A mesmerising screen composition produced by Grayson Cooke, energised and harmonised by the combinatory intensities of the paintings and processes of Australian painter Emma Walker, the music of acclaimed audio-time magicians, Australian ‘long jazz’ cult trio The Necks (‘One of the greatest bands in the world’ – the New York Times, 2018), and Geoscience Australia Landsat satellite images of Australia from the ‘Digital Earth Australia’ program.

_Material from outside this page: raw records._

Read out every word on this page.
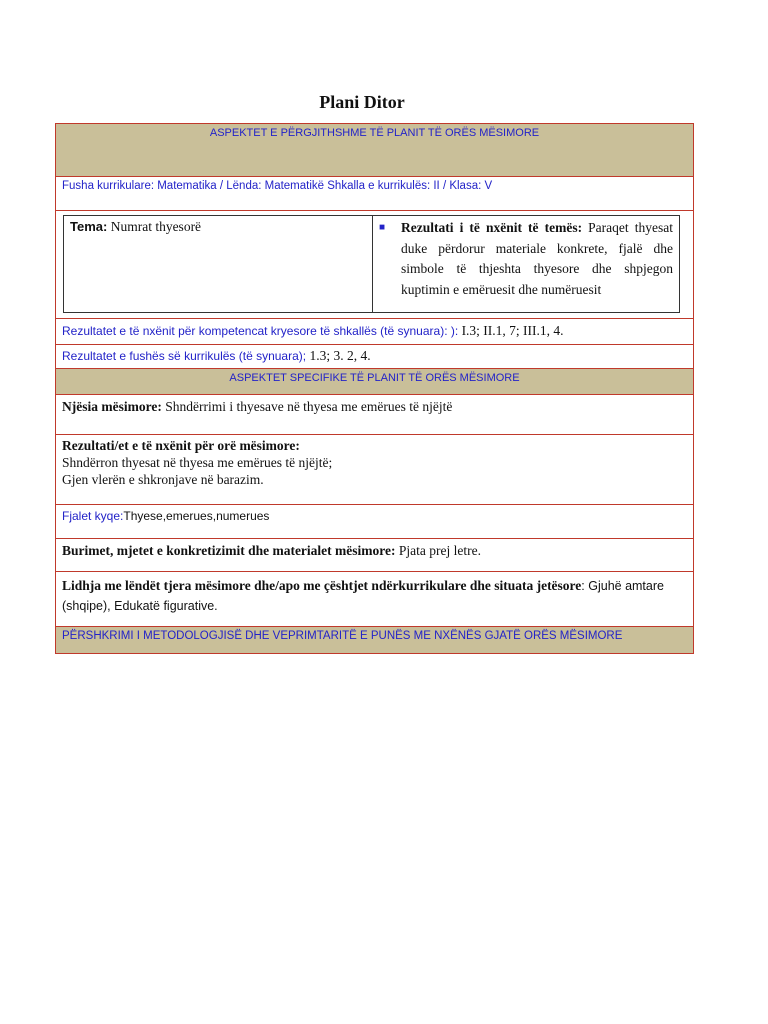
Plani Ditor
ASPEKTET E PËRGJITHSHME TË PLANIT TË ORËS MËSIMORE
Fusha kurrikulare: Matematika / Lënda: Matematikë Shkalla e kurrikulës: II / Klasa: V
Tema: Numrat thyesorë	■	Rezultati i të nxënit të temës: Paraqet thyesat duke përdorur materiale konkrete, fjalë dhe simbole të thjeshta thyesore dhe shpjegon kuptimin e emëruesit dhe numëruesit

Rezultatet e të nxënit për kompetencat kryesore të shkallës (të synuara): ): I.3; II.1, 7; III.1, 4.
Rezultatet e fushës së kurrikulës (të synuara); 1.3; 3. 2, 4.
ASPEKTET SPECIFIKE TË PLANIT TË ORËS MËSIMORE
Njësia mësimore: Shndërrimi i thyesave në thyesa me emërues të njëjtë
Rezultati/et e të nxënit për orë mësimore:
Shndërron thyesat në thyesa me emërues të njëjtë;
Gjen vlerën e shkronjave në barazim.
Fjalet kyqe:Thyese,emerues,numerues
Burimet, mjetet e konkretizimit dhe materialet mësimore: Pjata prej letre.
Lidhja me lëndët tjera mësimore dhe/apo me çështjet ndërkurrikulare dhe situata jetësore: Gjuhë amtare (shqipe), Edukatë figurative.
PËRSHKRIMI I METODOLOGJISË DHE VEPRIMTARITË E PUNËS ME NXËNËS GJATË ORËS MËSIMORE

Trailer - https://vimeo.com/235270150 http://www.graysoncooke.com/works/openair
DAY 3
Saturday 16th Feb, 2-5pm
Workshop
Further exploration of ideas and works presented on Days 1 & 2. All welcome.
Party
Saturday night following workshop. All welcome. BYOG. Participants in the previous events are encouraged to share artful responses at the party.
BIO
Michael Taussig is an Australian-American anthropologist renowned for his provocative and shape-shifting 'ficto-critical’ writings and life-long engagement with the work of Walter Benjamin. A writer, performance maker and imaginative mover through the unseen of complex worlds, he has written extensively about the violence of colonisation, of the state and of late capitalism in Latin America - especially in Colombia where he has lived and researched since the 1960s. His books over the past decade have threaded and unravelled knotted historical and philosophical histories of colour, magic, drawing and lives lived on the hell edges of late liberalism. Most recently he has turned his attention to the ruins of palm oil monocultures. Mick was in Alice Springs a decade ago and delivered the unforgettable WTS talk, I Swear I Saw This.